Python is rapidly becoming the preferred language for organizations involved in Data Science work. With Spark, Python is inherently slower than Scala, in terms of what groups of CPUs are going, but in practice faster than Scala in terms of what teams of people are doing to surface insights from data at scale.

Deepak Vadithala
9/04/2015 12:03 BST

Thank you Paco. That will be helpful. I’ll register today and look forward attending Spark Camp.

On separate note, if I need to embrace Spark as a beginner. What do I need to pick up – Scala, Python or Java? I mean – does either of them have big advantage? I wanted to pick up right language as I’m beginning anyway.

Picture of Paco Nathan
Paco Nathan
9/04/2015 3:22 BST

Hi Deepak,

Definitely. The code examples in Python or Scala can be mostly cut&paste if needed. Of course, for those with more coding experience feel free to explore in more detail.
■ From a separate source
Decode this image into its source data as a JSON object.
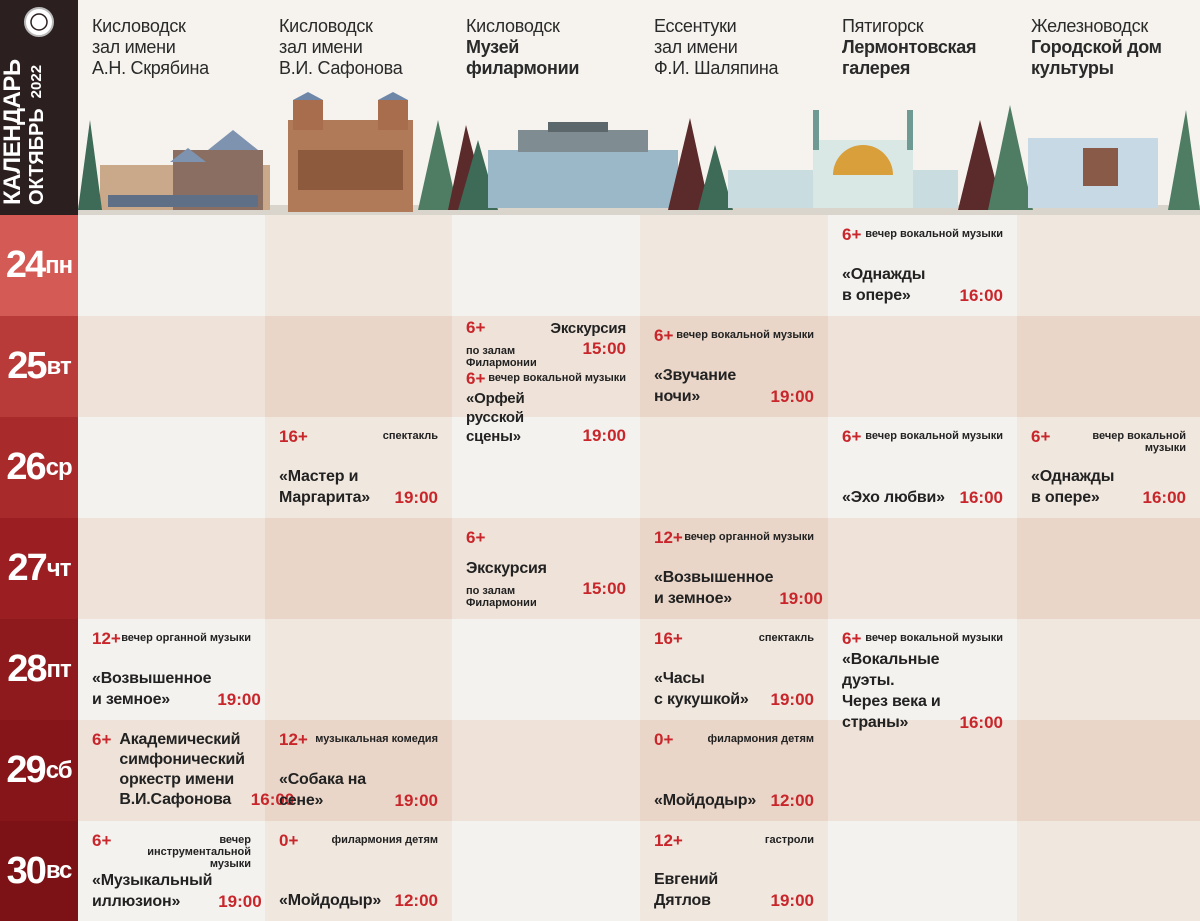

We also provide many examples in terms of SQL, which sounds like it would be more toward your background? Hope to see you at Spark Camp!


Deepak Vadithala
8/04/2015 18:13 BST

Hi – I’m very keen to attend Spark Camp but I don’t have Python, Java or Scala skills. I’m come from DB & C# background. Do you still think I can get something from this course? Thanks in advance.


Picture of Paco Nathan
Paco Nathan
31/03/2015 20:04 BST

Hi Elina,

Having some coding experience in Python or Scala will help, and SQL as well. We do not need any advanced features in either language, and frankly there will be many examples that allow for cut&paste. Use of cloud-based notebooks is particularly good for that. The point is more about how to conceptualize typical problems and use Spark to solve them.

We will probably have R support generally available in Spark and the notebooks by the time of Strata EU. I cannot promise it, but that’s going into Spark now and will be a game-changer.

Picture of Elina Jeskanen
Elina Jeskanen
31/03/2015 12:05 BST

What is are the pre requirements to be able to follow Spark Camp? Should one know python or is R sufficient? The purpose would be to learn how to use R on Spark for statistical modeling.